Marburger first wrote the play when he was single and in his mid-to-late 20s. It was a play that was aspirational and based on long-lasting marriages he’d witnessed and what they have to do to survive. 

“What I was thinking, something I believe, is that marriages can be salvaged,” Marburger said. 

“The irony is that five or six years later, I got married for 17 years and I got divorced. It was not my choice, not my vote. My sentiment (from the play) is one I still have as someone who is divorced.”

It is the arc of the couple’s marriage that Ashlock finds likeable and entertaining. The play begins when they are ages 19 and 21. It then goes through when they are in the 40s and then when they are in their 60s. It is something he works with both his actors—making sure they understand the differences in how people move and sound when they are at different ages.

“I really like the ability to work with these actors to have continuity between the characters between decades,” Ashlock said.

“They’re the same people when they’re in each of the three time spans, but they are different in the ways we all age, mature and develop. We take on different traits. We’re basically the same throughout our entire life, just our circumstances and our relationships kind of shape how we manifest (our personality traits) throughout our lifetime.”

Ashlock has encouraged his actors to watch videos of people at different ages as well as watching people who are currently the ages of the characters throughout the play’s three acts. They’ll use wigs to help with age and to create the time periods. What people looked like in the 30s is different from the 60s and the 80s, Ashlock points out, and the wigs will help define those eras.

He also said there is a difference between being in your 60s now in 2020 than there was in 1980, when there were not as many medical and technological advantages, and people were closer to death in their 60s than they are now. It is something he is working with his actors to be able to portray.

In addition to the two actors, Ashlock said the third character in the play is resort’s hotel suite. It is first the site of their honeymoon, their 25th anniversary celebration and where they go to “celebrate” their retirement.

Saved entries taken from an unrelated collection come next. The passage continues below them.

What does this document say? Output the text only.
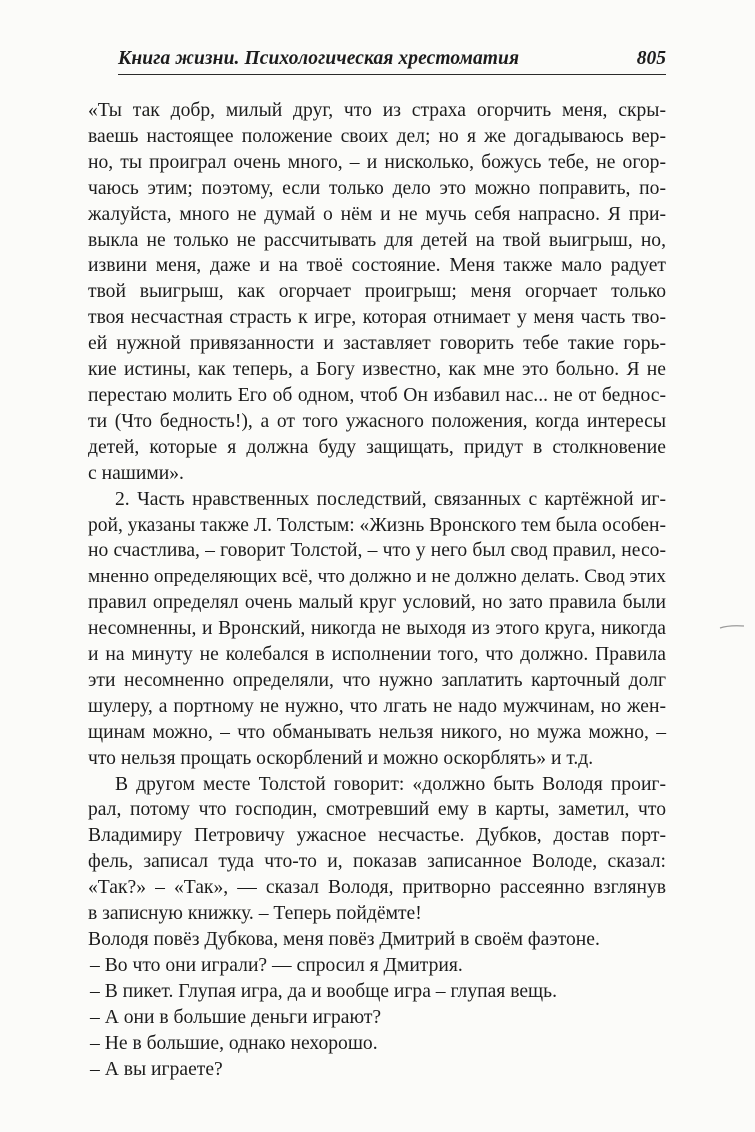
Книга жизни. Психологическая хрестоматия	805

«Ты так добр, милый друг, что из страха огорчить меня, скры-
ваешь настоящее положение своих дел; но я же догадываюсь вер-
но, ты проиграл очень много, – и нисколько, божусь тебе, не огор-
чаюсь этим; поэтому, если только дело это можно поправить, по-
жалуйста, много не думай о нём и не мучь себя напрасно. Я при-
выкла не только не рассчитывать для детей на твой выигрыш, но,
извини меня, даже и на твоё состояние. Меня также мало радует
твой выигрыш, как огорчает проигрыш; меня огорчает только
твоя несчастная страсть к игре, которая отнимает у меня часть тво-
ей нужной привязанности и заставляет говорить тебе такие горь-
кие истины, как теперь, а Богу известно, как мне это больно. Я не
перестаю молить Его об одном, чтоб Он избавил нас... не от беднос-
ти (Что бедность!), а от того ужасного положения, когда интересы
детей, которые я должна буду защищать, придут в столкновение
с нашими».

2. Часть нравственных последствий, связанных с картёжной иг-
рой, указаны также Л. Толстым: «Жизнь Вронского тем была особен-
но счастлива, – говорит Толстой, – что у него был свод правил, несо-
мненно определяющих всё, что должно и не должно делать. Свод этих
правил определял очень малый круг условий, но зато правила были
несомненны, и Вронский, никогда не выходя из этого круга, никогда
и на минуту не колебался в исполнении того, что должно. Правила
эти несомненно определяли, что нужно заплатить карточный долг
шулеру, а портному не нужно, что лгать не надо мужчинам, но жен-
щинам можно, – что обманывать нельзя никого, но мужа можно, –
что нельзя прощать оскорблений и можно оскорблять» и т.д.

В другом месте Толстой говорит: «должно быть Володя проиг-
рал, потому что господин, смотревший ему в карты, заметил, что
Владимиру Петровичу ужасное несчастье. Дубков, достав порт-
фель, записал туда что-то и, показав записанное Володе, сказал:
«Так?» – «Так», — сказал Володя, притворно рассеянно взглянув
в записную книжку. – Теперь пойдёмте!

Володя повёз Дубкова, меня повёз Дмитрий в своём фаэтоне.
– Во что они играли? — спросил я Дмитрия.
– В пикет. Глупая игра, да и вообще игра – глупая вещь.
– А они в большие деньги играют?
– Не в большие, однако нехорошо.
– А вы играете?
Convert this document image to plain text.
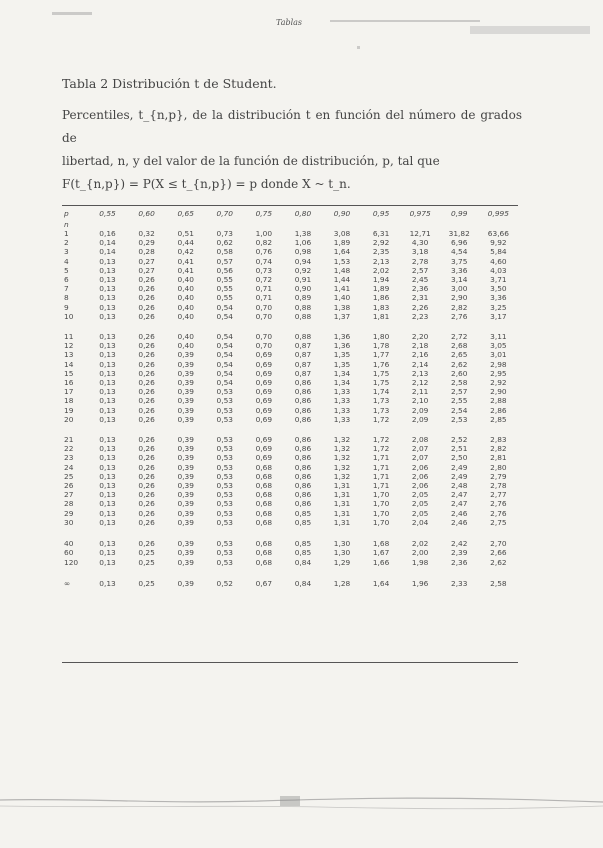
Tablas
Tabla 2 Distribución t de Student.

Percentiles, t_{n,p}, de la distribución t en función del número de grados de

libertad, n, y del valor de la función de distribución, p, tal que

F(t_{n,p}) = P(X ≤ t_{n,p}) = p donde X ~ t_n.

p	0,55	0,60	0,65	0,70	0,75	0,80	0,90	0,95	0,975	0,99	0,995
n											
1	0,16	0,32	0,51	0,73	1,00	1,38	3,08	6,31	12,71	31,82	63,66
2	0,14	0,29	0,44	0,62	0,82	1,06	1,89	2,92	4,30	6,96	9,92
3	0,14	0,28	0,42	0,58	0,76	0,98	1,64	2,35	3,18	4,54	5,84
4	0,13	0,27	0,41	0,57	0,74	0,94	1,53	2,13	2,78	3,75	4,60
5	0,13	0,27	0,41	0,56	0,73	0,92	1,48	2,02	2,57	3,36	4,03
6	0,13	0,26	0,40	0,55	0,72	0,91	1,44	1,94	2,45	3,14	3,71
7	0,13	0,26	0,40	0,55	0,71	0,90	1,41	1,89	2,36	3,00	3,50
8	0,13	0,26	0,40	0,55	0,71	0,89	1,40	1,86	2,31	2,90	3,36
9	0,13	0,26	0,40	0,54	0,70	0,88	1,38	1,83	2,26	2,82	3,25
10	0,13	0,26	0,40	0,54	0,70	0,88	1,37	1,81	2,23	2,76	3,17

11	0,13	0,26	0,40	0,54	0,70	0,88	1,36	1,80	2,20	2,72	3,11
12	0,13	0,26	0,40	0,54	0,70	0,87	1,36	1,78	2,18	2,68	3,05
13	0,13	0,26	0,39	0,54	0,69	0,87	1,35	1,77	2,16	2,65	3,01
14	0,13	0,26	0,39	0,54	0,69	0,87	1,35	1,76	2,14	2,62	2,98
15	0,13	0,26	0,39	0,54	0,69	0,87	1,34	1,75	2,13	2,60	2,95
16	0,13	0,26	0,39	0,54	0,69	0,86	1,34	1,75	2,12	2,58	2,92
17	0,13	0,26	0,39	0,53	0,69	0,86	1,33	1,74	2,11	2,57	2,90
18	0,13	0,26	0,39	0,53	0,69	0,86	1,33	1,73	2,10	2,55	2,88
19	0,13	0,26	0,39	0,53	0,69	0,86	1,33	1,73	2,09	2,54	2,86
20	0,13	0,26	0,39	0,53	0,69	0,86	1,33	1,72	2,09	2,53	2,85

21	0,13	0,26	0,39	0,53	0,69	0,86	1,32	1,72	2,08	2,52	2,83
22	0,13	0,26	0,39	0,53	0,69	0,86	1,32	1,72	2,07	2,51	2,82
23	0,13	0,26	0,39	0,53	0,69	0,86	1,32	1,71	2,07	2,50	2,81
24	0,13	0,26	0,39	0,53	0,68	0,86	1,32	1,71	2,06	2,49	2,80
25	0,13	0,26	0,39	0,53	0,68	0,86	1,32	1,71	2,06	2,49	2,79
26	0,13	0,26	0,39	0,53	0,68	0,86	1,31	1,71	2,06	2,48	2,78
27	0,13	0,26	0,39	0,53	0,68	0,86	1,31	1,70	2,05	2,47	2,77
28	0,13	0,26	0,39	0,53	0,68	0,86	1,31	1,70	2,05	2,47	2,76
29	0,13	0,26	0,39	0,53	0,68	0,85	1,31	1,70	2,05	2,46	2,76
30	0,13	0,26	0,39	0,53	0,68	0,85	1,31	1,70	2,04	2,46	2,75

40	0,13	0,26	0,39	0,53	0,68	0,85	1,30	1,68	2,02	2,42	2,70
60	0,13	0,25	0,39	0,53	0,68	0,85	1,30	1,67	2,00	2,39	2,66
120	0,13	0,25	0,39	0,53	0,68	0,84	1,29	1,66	1,98	2,36	2,62

∞	0,13	0,25	0,39	0,52	0,67	0,84	1,28	1,64	1,96	2,33	2,58
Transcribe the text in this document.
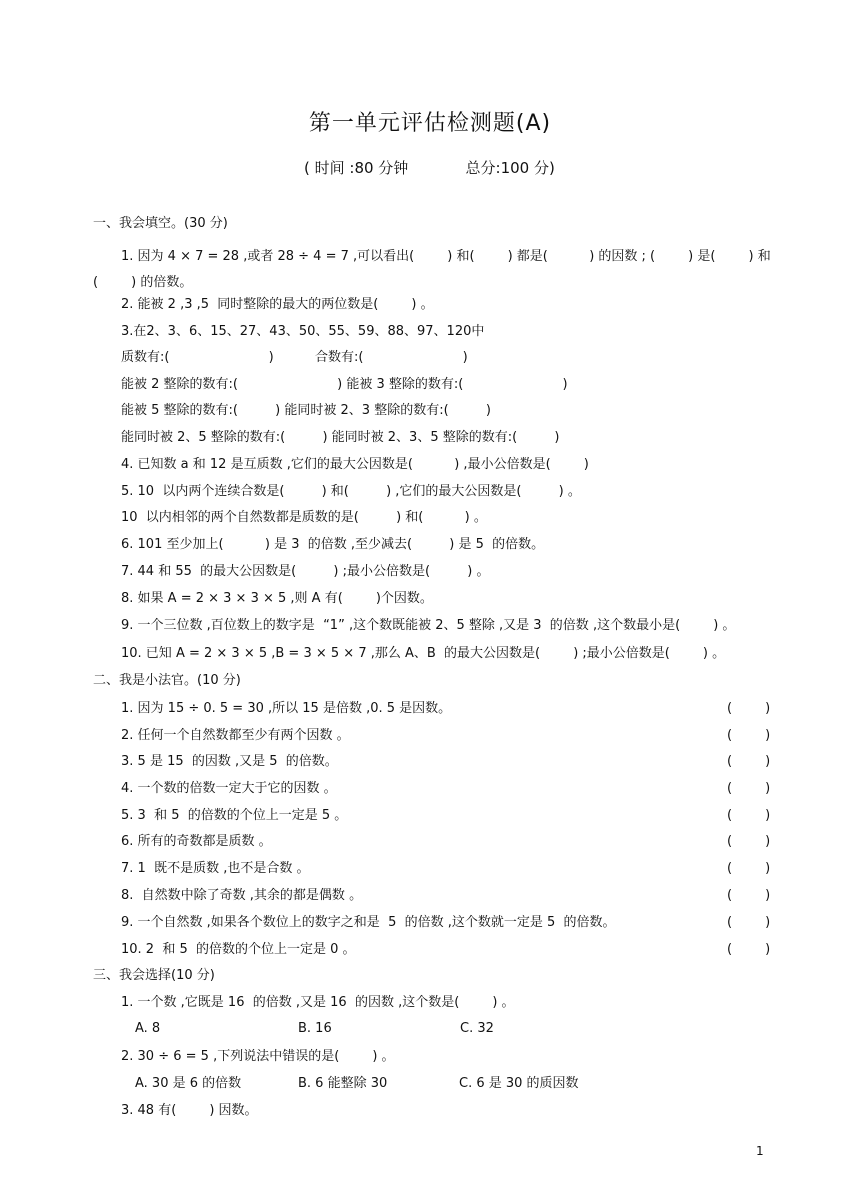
第一单元评估检测题(A)
( 时间 :80 分钟            总分:100 分)
一、我会填空。(30 分)
1. 因为 4 × 7 = 28 ,或者 28 ÷ 4 = 7 ,可以看出(        ) 和(        ) 都是(          ) 的因数 ; (        ) 是(        ) 和
(        ) 的倍数。
2. 能被 2 ,3 ,5  同时整除的最大的两位数是(        ) 。
3.在2、3、6、15、27、43、50、55、59、88、97、120中
质数有:(                        )          合数有:(                        )
能被 2 整除的数有:(                        ) 能被 3 整除的数有:(                        )
能被 5 整除的数有:(         ) 能同时被 2、3 整除的数有:(         )
能同时被 2、5 整除的数有:(         ) 能同时被 2、3、5 整除的数有:(         )
4. 已知数 a 和 12 是互质数 ,它们的最大公因数是(          ) ,最小公倍数是(        )
5. 10  以内两个连续合数是(         ) 和(         ) ,它们的最大公因数是(         ) 。
10  以内相邻的两个自然数都是质数的是(         ) 和(          ) 。
6. 101 至少加上(          ) 是 3  的倍数 ,至少减去(         ) 是 5  的倍数。
7. 44 和 55  的最大公因数是(         ) ;最小公倍数是(         ) 。
8. 如果 A = 2 × 3 × 3 × 5 ,则 A 有(        )个因数。
9. 一个三位数 ,百位数上的数字是  “1” ,这个数既能被 2、5 整除 ,又是 3  的倍数 ,这个数最小是(        ) 。
10. 已知 A = 2 × 3 × 5 ,B = 3 × 5 × 7 ,那么 A、B  的最大公因数是(        ) ;最小公倍数是(        ) 。
二、我是小法官。(10 分)
1. 因为 15 ÷ 0. 5 = 30 ,所以 15 是倍数 ,0. 5 是因数。	(        )
2. 任何一个自然数都至少有两个因数 。	(        )
3. 5 是 15  的因数 ,又是 5  的倍数。	(        )
4. 一个数的倍数一定大于它的因数 。	(        )
5. 3  和 5  的倍数的个位上一定是 5 。	(        )
6. 所有的奇数都是质数 。	(        )
7. 1  既不是质数 ,也不是合数 。	(        )
8.  自然数中除了奇数 ,其余的都是偶数 。	(        )
9. 一个自然数 ,如果各个数位上的数字之和是  5  的倍数 ,这个数就一定是 5  的倍数。	(        )
10. 2  和 5  的倍数的个位上一定是 0 。	(        )
三、我会选择(10 分)
1. 一个数 ,它既是 16  的倍数 ,又是 16  的因数 ,这个数是(        ) 。
A. 8	B. 16	C. 32
2. 30 ÷ 6 = 5 ,下列说法中错误的是(        ) 。
A. 30 是 6 的倍数	B. 6 能整除 30	C. 6 是 30 的质因数
3. 48 有(        ) 因数。
1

While they can’t change the walls, they will move around furniture in each act, changing bedspreads and wall decorations to fit the style of each decade. 

Hartwell and Irizarry have appeared on Starlight’s stage many times. Hartwell was last seen as Syd in the “The Pajama Game” in 2019, and Irizarry was in the teen cast of “Murder in the Air.” Irizarry, who is now 19, has been doing shows with Starlight since she was 10.

“They are both really excellent actors and take their craft very seriously,” Ashlock said. “Through rehearsals, we’ve kind of discovered that Paul and Donald share a lot of qualities and Harleigh and Betty share a lot of qualities, which we didn’t necessarily know when we cast them.”

The playwright, who is on the board of Mesa Encore Theatre and has been acting regularly since 2001, has performed with Hartwell’s wife, giving him a chance to get to know the actor playing the husband he created.

“Paul is a very funny guy. He’s just naturally funny,” Marburger said. “I’ve performed with his wife. She had seen the script and said, ‘Paul is just like this in real life.’ He’s a funny person in general and a good comic actor. If Donald’s personality is close to his, I’ll be looking forward to his portrayal.”

The playwright and director hope that audiences are ready to come back to the theater to enjoy a nice evening out. Ashlock said they are very excited about starting live theater again and that they will do everything in their power to make it safe and enjoyable while still providing the streaming for those who cannot make it.

“I think it is a show that is very funny, but it isn’t just a bunch of laughs,” Marburger said about his play. “There’s a storyline and characterizations. It’s not too heady, it’s not experimental theater, nothing fancy—just a comedy that has a point.”